Hands-on with Node.js to build a man-in-the-middle proxy
Recently, many friends who do data collection complained to me that the website anti-climbing is getting more and more perverted. In fact, this time the wholeProxy IP Transit StationEspecially useful, like to the crawler to wear a myriad of masks. Today we take Node.js whole job, teach you how to build a man-in-the-middle agent from scratch.
Don't be sloppy with your preparations.
First, make sure that on your computerNode.js version ≥14Don't go through the whole vintage version. It is recommended to use nvm to manage the version, it is convenient to switch up and change clothes. The core of the two modules:http-proxyrespond in singingexpress, and be careful not to misspell the command when you turn the dependency:
npm install express http-proxy --save-dev
Here's a pitfall to be aware of: some tutorials will tell you to an turnrequestmodule, in fact the newer versions of Node.js use the built-inhttpThe module is enough to make it work.
Proxy server three-step construction method
new constructionproxy.jsDocumentation, let's take three steps:
| move | code segment |
|---|---|
| 1. Basic framework | const express = require('express'); |
| 2. Middleware configuration | app.use('/api', createProxyMiddleware({ |
| 3. Activation of services | app.listen(3000, () => { |
Putting armor on the agent.
It's not enough to just be able to forward, you have to add some protection. We recommend ipipgo.Dynamic IP Pool, their IP survivability is measured to be over 90%. Add a proxy switching logic in the configuration:
const proxyOptions = {
target: 'target address',
router: function(req) {
return ipipgo.getRandomIP() // Get a random premium IP
}
}
Notice there's arecount (e.g. results of election): ipipgo's API calls should be set at reasonable intervals, so as not to blow up other people's servers. It is recommended to use a timer to change IP every 5-10 seconds.
Common pitfalls QA
Q: What should I do if I can't connect to the agent all the time?

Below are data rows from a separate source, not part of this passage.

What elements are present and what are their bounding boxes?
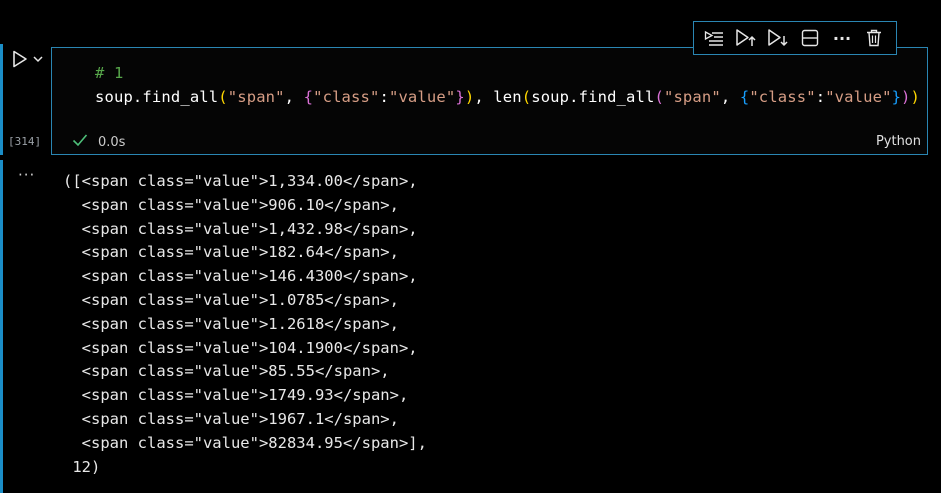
code-token: soup.find_all [531, 88, 655, 106]
code-token: } [455, 88, 465, 106]
execute-above-icon[interactable] [734, 26, 758, 50]
cell-focus-indicator [0, 44, 3, 155]
execution-count: [314] [8, 135, 42, 148]
code-token: "class" [313, 88, 380, 106]
code-token: ) [910, 88, 921, 106]
output-line: 12) [63, 457, 101, 476]
code-token: soup.find_all [95, 88, 219, 106]
chevron-down-icon[interactable] [32, 54, 44, 64]
split-cell-icon[interactable] [798, 26, 822, 50]
code-token: "value" [388, 88, 456, 106]
language-selector[interactable]: Python [876, 134, 921, 149]
run-by-line-icon[interactable] [702, 26, 726, 50]
output-line: <span class="value">104.1900</span>, [63, 338, 418, 357]
output-line: <span class="value">182.64</span>, [63, 243, 399, 262]
code-token: , [284, 88, 304, 106]
code-token: { [303, 88, 314, 106]
output-line: <span class="value">146.4300</span>, [63, 267, 418, 286]
output-line: ([<span class="value">1,334.00</span>, [63, 172, 418, 190]
code-token: "span" [227, 88, 285, 106]
code-token: } [891, 88, 902, 106]
code-cell-editor[interactable]: # 1 soup.find_all("span", {"class":"valu… [51, 47, 928, 155]
output-focus-indicator [0, 160, 3, 493]
code-token: , len [474, 88, 522, 106]
output-line: <span class="value">1967.1</span>, [63, 409, 399, 428]
code-line-comment: # 1 [95, 64, 123, 82]
code-token: "value" [825, 88, 892, 106]
cell-output: ([<span class="value">1,334.00</span>, <… [63, 170, 427, 479]
output-line: <span class="value">82834.95</span>], [63, 433, 427, 452]
code-token: "class" [749, 88, 816, 106]
output-line: <span class="value">1.0785</span>, [63, 290, 399, 309]
code-token: ( [218, 88, 228, 106]
code-token: ( [654, 88, 664, 106]
run-cell-icon[interactable] [12, 50, 28, 68]
code-token: ( [521, 88, 532, 106]
code-token: "span" [663, 88, 721, 106]
code-token: ) [464, 88, 475, 106]
code-token: : [815, 88, 826, 106]
run-controls [12, 50, 44, 68]
code-token: : [379, 88, 389, 106]
code-token: , [720, 88, 740, 106]
output-actions-icon[interactable]: ··· [18, 166, 35, 184]
code-comment: # 1 [95, 64, 124, 82]
code-token: { [739, 88, 750, 106]
more-icon[interactable]: ··· [830, 26, 854, 50]
cell-toolbar: ··· [693, 21, 897, 55]
output-line: <span class="value">1.2618</span>, [63, 314, 399, 333]
execution-status: 0.0s [72, 133, 125, 151]
delete-icon[interactable] [862, 26, 886, 50]
execute-below-icon[interactable] [766, 26, 790, 50]
check-icon [72, 133, 88, 151]
execution-duration: 0.0s [98, 134, 126, 150]
code-line-expression: soup.find_all("span", {"class":"value"})… [95, 88, 920, 106]
output-line: <span class="value">1,432.98</span>, [63, 219, 418, 238]
output-line: <span class="value">906.10</span>, [63, 195, 399, 214]
code-token: ) [901, 88, 911, 106]
output-line: <span class="value">1749.93</span>, [63, 386, 409, 405]
output-line: <span class="value">85.55</span>, [63, 362, 390, 381]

A: First check if the IP is valid with ipipgo'sping detection interface测下。如果返回码是407,八成是认证没做好。
Q: How do you handle website certificate validation?
A: Add in the configurationsecure: falseSkip SSL validation, though formal certificates are recommended for formal environments.
Q:请求太高怎么办?
A: change ipipgo'sDedicated IP Line, measured more than 3 times faster than shared IP. Remember to set the timeout in the code:
timeout: 5000 // in milliseconds
Performance Optimization Tips
Finally, I'd like to share a few practical tips:
- expense or outlay
cluster moduleOpen multiple processes, CPU utilization is directly doubled - Work with Redis to do IP state caching to reduce API calls
- Don't be lazy about logging, use winston hierarchical logging
The whole package rides down with ipipgo'sHigh Stash IP PoolThe company's technical customer service can also provide customized solutions if they encounter more complex anti-crawling mechanisms. If you encounter more complex anti-climbing mechanism, their technical customer service can also give customized solutions, this point is quite worrying.